26. Fixed asset investments
| Total | |
|---|---|
| £s millions | |
| At 1 January 2020 | 225.8 |
| Increase in the year due to equity incentive schemes | 2.0 |
| At 31 December 2020 | 227.8 |
There were no indicators to suggest an impairment review was required, as such there was no provision for impairment (2019: £nil). Please refer to note 11 for a list of the Company's principal investments.

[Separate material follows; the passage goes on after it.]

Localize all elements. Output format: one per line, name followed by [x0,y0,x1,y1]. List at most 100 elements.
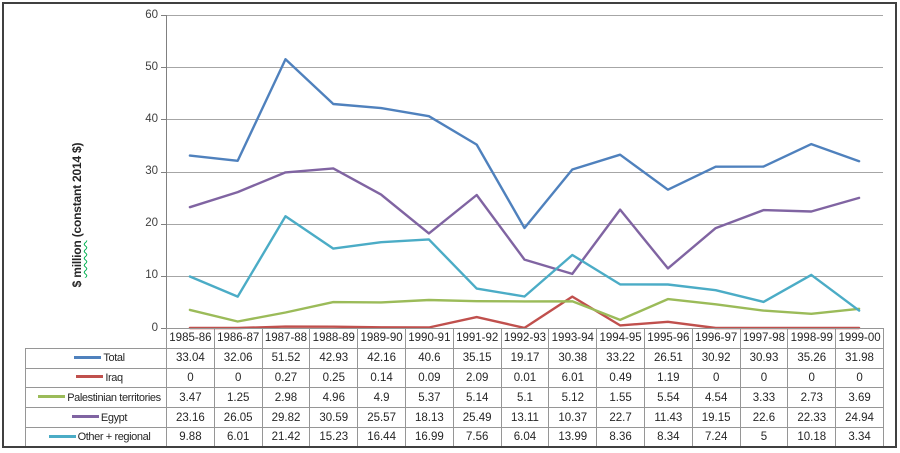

Notes to the Company Accounts continued For the year ended 31 December 2020
27. Trade and other receivables
| 2020 £s millions |
2019 £s millions |
|
|---|---|---|
| Amounts due from subsidiaries | 39.7 | 38.3 |
| 39.7 | 38.3 |
Amounts owed by Group undertakings are unsecured, carry no interest and are repayable on demand.
28. Trade payables and other payables: amounts falling due within one year
| 2020 £s millions |
2019 £s millions |
|
|---|---|---|
| Amounts due to subsidiaries | 155.0 | 155.6 |
| 155.0 | 155.6 |
Amounts owed to Group undertakings are unsecured, carry no interest and are repayable on demand.
29. Share capital
| 2020 Number |
2019 Number |
2020 £s millions |
2019 £s millions |
|
|---|---|---|---|---|
| Authorised | ||||
| Ordinary shares of 20p each | 200,000,000 | 200,000,000 | 40.0 | 40.0 |
| Allotted, called-up and fully paid | ||||
| Ordinary shares of 20p each | 80,167,760 | 80,121,475 | 16.0 | 16.0 |
30. Commitments
The Company has no lease commitments (2019: £nil).
There are no capital commitments for the Company (2019: £nil).
31. Related party transactions
There are no disclosable related party transactions in the year to 31 December 2020 (2019: £nil) other than as disclosed in the Directors' Remuneration Report and notes 27 and 28.
32. Contingent liabilities
The Company has no other contingent liabilities than those disclosed in note 23 as at 31 December 2020 (2019: £nil).